Tenable has released the Log Correlation Engine, version 4.2. This major release provides several significant new features and enhancements, including:
Automatic Asset Discovery
Assets are detected and identified through inspection of log files. Logs from systems including DNS and DHCP servers, firewalls, and web filters will include information on all devices actively communicating on the network. LCE 4.2 uses this information to deliver complete asset discovery.
User Account Enumeration
User accounts are continuously discovered through log analysis and are identified for audit and reporting.
Vulnerability and Service Detection
LCE analyzes log data to passively detect and identify a variety of vulnerabilities.
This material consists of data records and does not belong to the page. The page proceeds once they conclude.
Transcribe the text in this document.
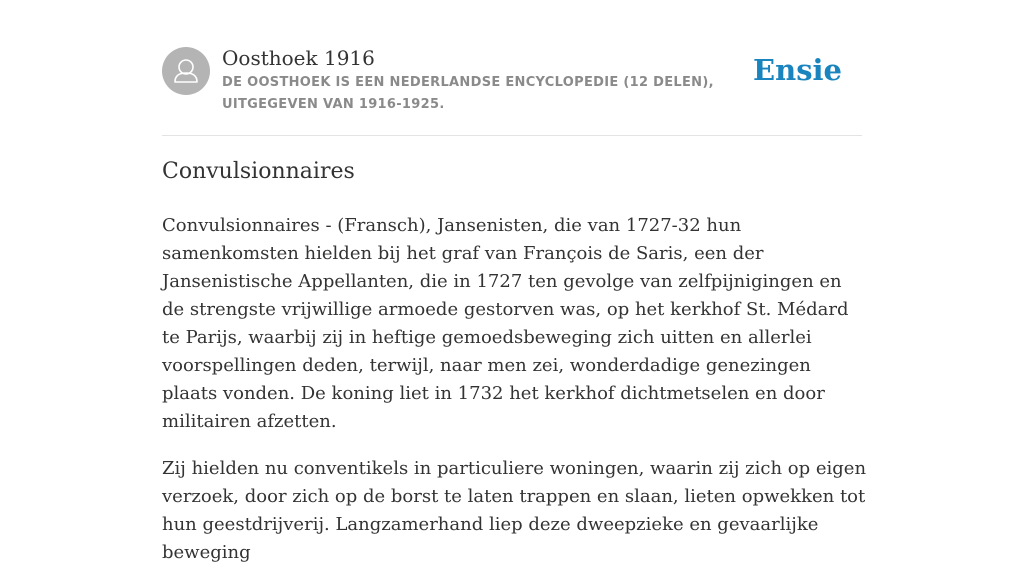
Oosthoek 1916
DE OOSTHOEK IS EEN NEDERLANDSE ENCYCLOPEDIE (12 DELEN), UITGEGEVEN VAN 1916-1925.
Ensie
Convulsionnaires

Convulsionnaires - (Fransch), Jansenisten, die van 1727-32 hun samenkomsten hielden bij het graf van François de Saris, een der Jansenistische Appellanten, die in 1727 ten gevolge van zelfpijnigingen en de strengste vrijwillige armoede gestorven was, op het kerkhof St. Médard te Parijs, waarbij zij in heftige gemoedsbeweging zich uitten en allerlei voorspellingen deden, terwijl, naar men zei, wonderdadige genezingen plaats vonden. De koning liet in 1732 het kerkhof dichtmetselen en door militairen afzetten.

Zij hielden nu conventikels in particuliere woningen, waarin zij zich op eigen verzoek, door zich op de borst te laten trappen en slaan, lieten opwekken tot hun geestdrijverij. Langzamerhand liep deze dweepzieke en gevaarlijke beweging
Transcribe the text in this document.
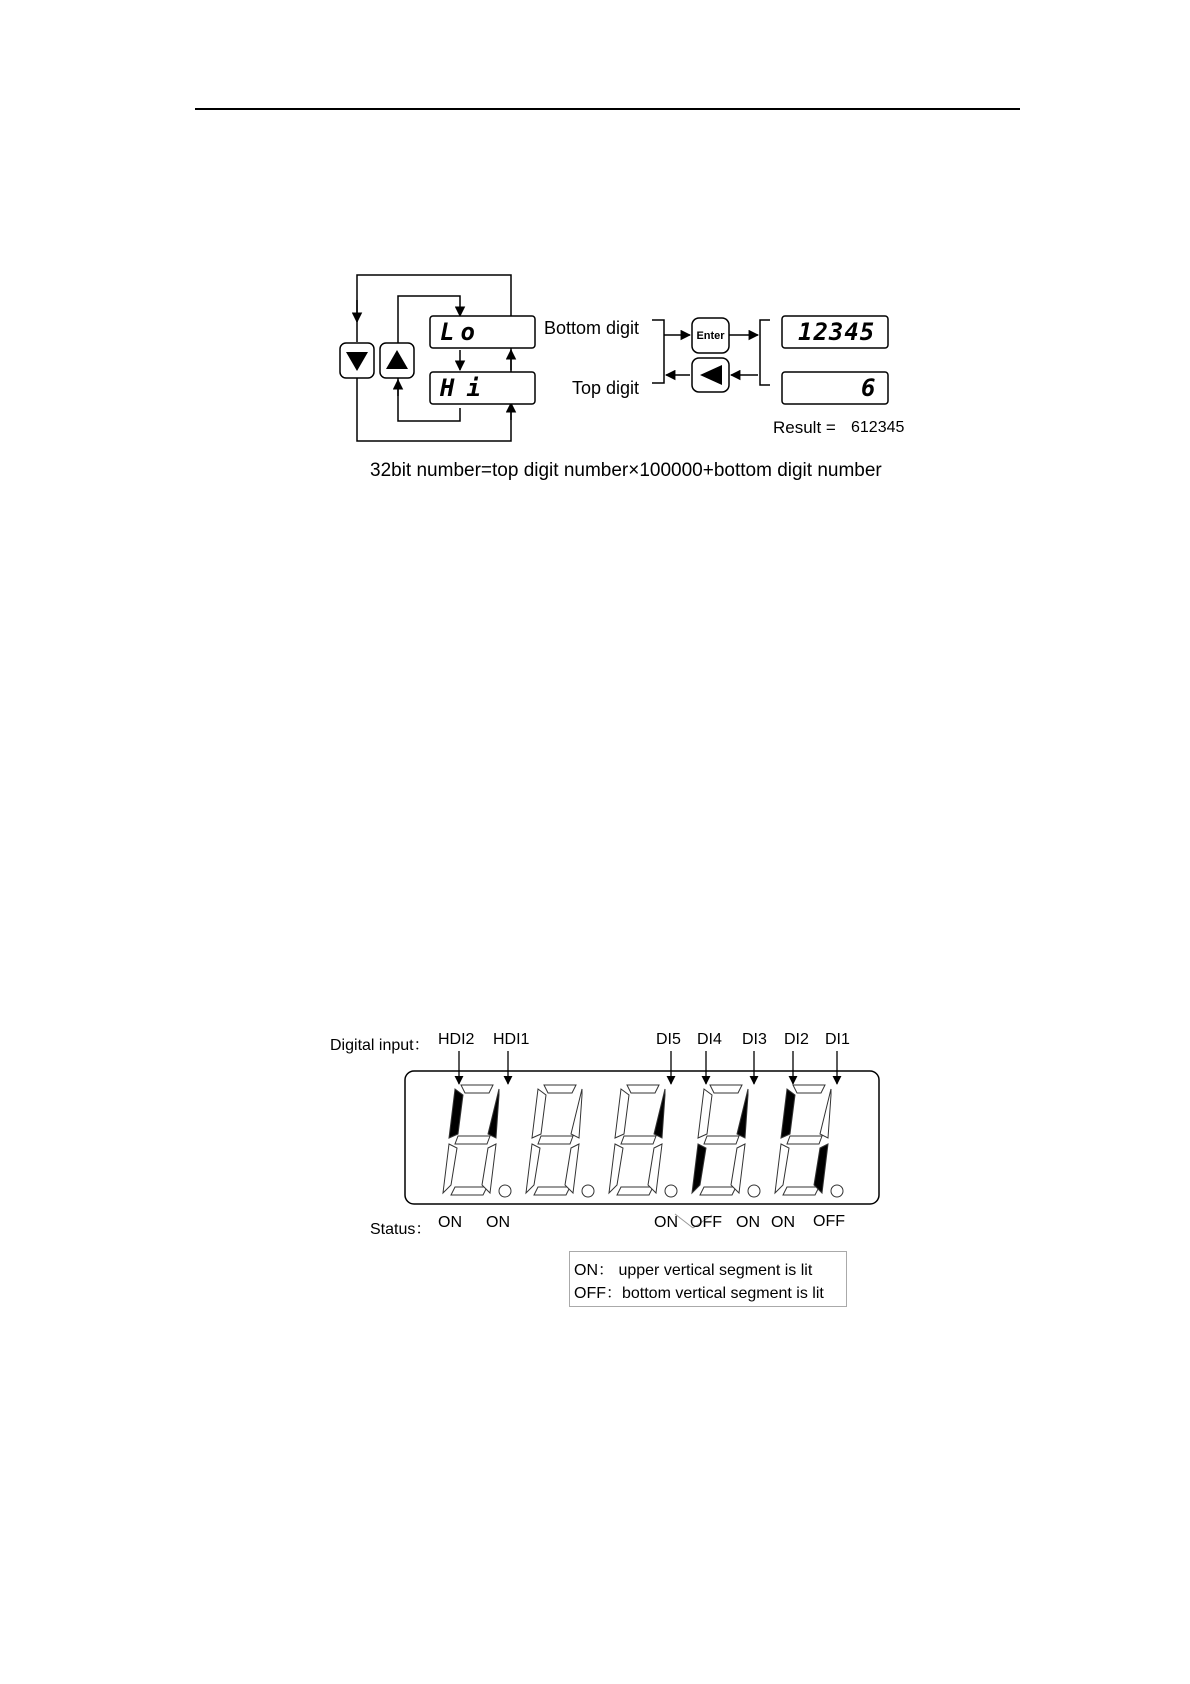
Enter
Lo
Hi
12345
6
Bottom digit
Top digit
Result = 612345
32bit number=top digit number×100000+bottom digit number
Digital input： HDI2 HDI1	DI5 DI4 DI3 DI2 DI1
Status： ON ON	ON OFF ON ON OFF
ON： upper vertical segment is lit
OFF：bottom vertical segment is lit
LCE 4.2 also detects running applications and services to provide additional data for software inventory and identification. (This feature also requires SecurityCenter 220.127.116.11).
Advanced Network Profiling
LCE 4.2 continually builds a detailed profile of the network as logs are processed to provide additional contextual data for analysis and reporting on security and compliance. (This feature also requires SecurityCenter 18.104.22.168).
A powerful set of features supporting high availability requirements has been added, including the ability to create a redundant remote copy of a system, advanced load balancing, and automated capabilities for failover and recovery.
LCE 4.2 software, release notes, and documentation (including a new High Availability Large Scale Deployment Guide) are all available for download from the Tenable Support Portal.